• Diego Perrone La mamma di boccioni in ambulanze e la fuisione della campana

    (droits réservés)

     

     

     

    J'ai gardé d'une méfiance ancienne à l'égard des religions le réflexe de ne pas habiter près d'une église. J'ai toujours pensé que les cloches qui y sonnent sont faites pour envahir ma vie privée, pour remémorer aux chrétiens leurs devoirs à l'égard de Dieu. Mais me le seriner au creux de mon lit, quand je fais l'amour, dans mon bain ou lors d'un repas, c'est distiller à mon cerveau gauche via le rythme campanile les messages subliminaux de deux mille ans d'interdits de tous genres. Un peu comme dans ces villes arabes où chante le Muezzin, grande ressemblance de ce point de vue avec notre histoire occidentale.

     

    Et comme pour tout ce qui essaie de me manipuler à l'insu de mon plein gré, je préfère ne pas.

     

    A Colmar, au XIIIème siècle, une cloche avait été mise en place, la Zenerglocke, la « cloche des dix-heures », qui sonnait le soir et qu'on surnommait aussi Cloche des juifs, car elle signalait aux Juifs l'heure de quitter la ville, ceux-ci n'étant pas autorisés à dormir intra-muros. C'était l'époque des grandes pestes médiévales, des accusations d'empoisonnement des sources et des puits, des pogromes.

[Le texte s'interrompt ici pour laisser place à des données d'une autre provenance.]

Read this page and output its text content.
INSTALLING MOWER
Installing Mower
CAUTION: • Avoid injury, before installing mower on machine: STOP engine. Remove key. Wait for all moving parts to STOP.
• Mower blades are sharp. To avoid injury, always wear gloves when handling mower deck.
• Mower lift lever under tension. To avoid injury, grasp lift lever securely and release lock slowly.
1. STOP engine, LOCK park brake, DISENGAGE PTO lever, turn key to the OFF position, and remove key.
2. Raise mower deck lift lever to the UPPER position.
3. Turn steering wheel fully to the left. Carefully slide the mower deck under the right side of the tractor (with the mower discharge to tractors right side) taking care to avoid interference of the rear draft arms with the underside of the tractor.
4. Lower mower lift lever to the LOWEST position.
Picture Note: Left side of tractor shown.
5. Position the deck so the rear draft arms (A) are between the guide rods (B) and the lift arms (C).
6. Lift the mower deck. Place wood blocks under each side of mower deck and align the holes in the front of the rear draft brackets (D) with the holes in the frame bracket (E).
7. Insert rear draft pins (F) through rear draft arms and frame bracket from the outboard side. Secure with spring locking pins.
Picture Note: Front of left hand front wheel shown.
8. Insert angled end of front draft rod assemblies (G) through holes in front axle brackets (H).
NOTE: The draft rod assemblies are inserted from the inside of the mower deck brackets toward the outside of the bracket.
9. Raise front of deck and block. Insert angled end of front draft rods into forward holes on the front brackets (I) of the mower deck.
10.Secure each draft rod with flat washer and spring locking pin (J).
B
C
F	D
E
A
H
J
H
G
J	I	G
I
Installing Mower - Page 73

Celui de Strasbourg en 1349 avait aussi eu pour conséquence de mettre en place une Cloche des juifs,  sonnant chaque soir le couvre-feu et cette obligation de quitter la ville. Cette pratique était répandue et s'est prolongée jusqu'à la Révolution française. A Neuviller-lès-Saverne, le bourdon, appelé Bürgerglocke (cloche citoyenne), sonnait chaque soir à dix-heure. Dès qu'en tintait le premier coup, les autres églises reprenaient en chœur la sonnerie et l'on fermait les portes de villes. Dans d'autres villes, on mettait des chaînes dans les rues. 

     

    Il n'y avait pas que les Juifs qui étaient concernés. A Colmar, les protestants aussi devaient quitter la ville. Et chaque soir, donc, chaque corps de métier devait replier son tablier, ranger son établi, prendre sa vareuse, chaque homme de la religion honnie désenlacer une femme aimée et quitter la ville pour rentrer chez soi, dans les villages et bourgs voisins, la banlieue, le long de routes sans lumière.

     

    Je me suis laissée dire par un protestant, il s'est présenté ainsi, qu'à Colmar, chaque soir à 22 heures, elle sonne toujours, la Zenerglocke, et qu'à cette heure plus proche du loup que du chien, il y pense, il ne plie pas bagages car il vit là, mais il sait ce qu'elle signifie. 

     

    Bien sûr, elle n'est plus que le symbole de cette autre époque, les portes de la ville ne se ferment plus derrière lui, mais il se sent convoqué à revisiter l'histoire. Petite madeleine, qui vient lui rappeler quotidiennement le statut de ses ancêtres coreligionnaires, par la cloche de dix-heures, il est toujours le paria de la ville catholique.

     

    Et je me dis qu'une région et une Eglise, qui conservent sans scrupule de telles traditions, devraient peut-être revoir leurs pratiques. Parce qu'après tout, nous vivons sous un régime républicain, où chacun est prétendument égal à chacun.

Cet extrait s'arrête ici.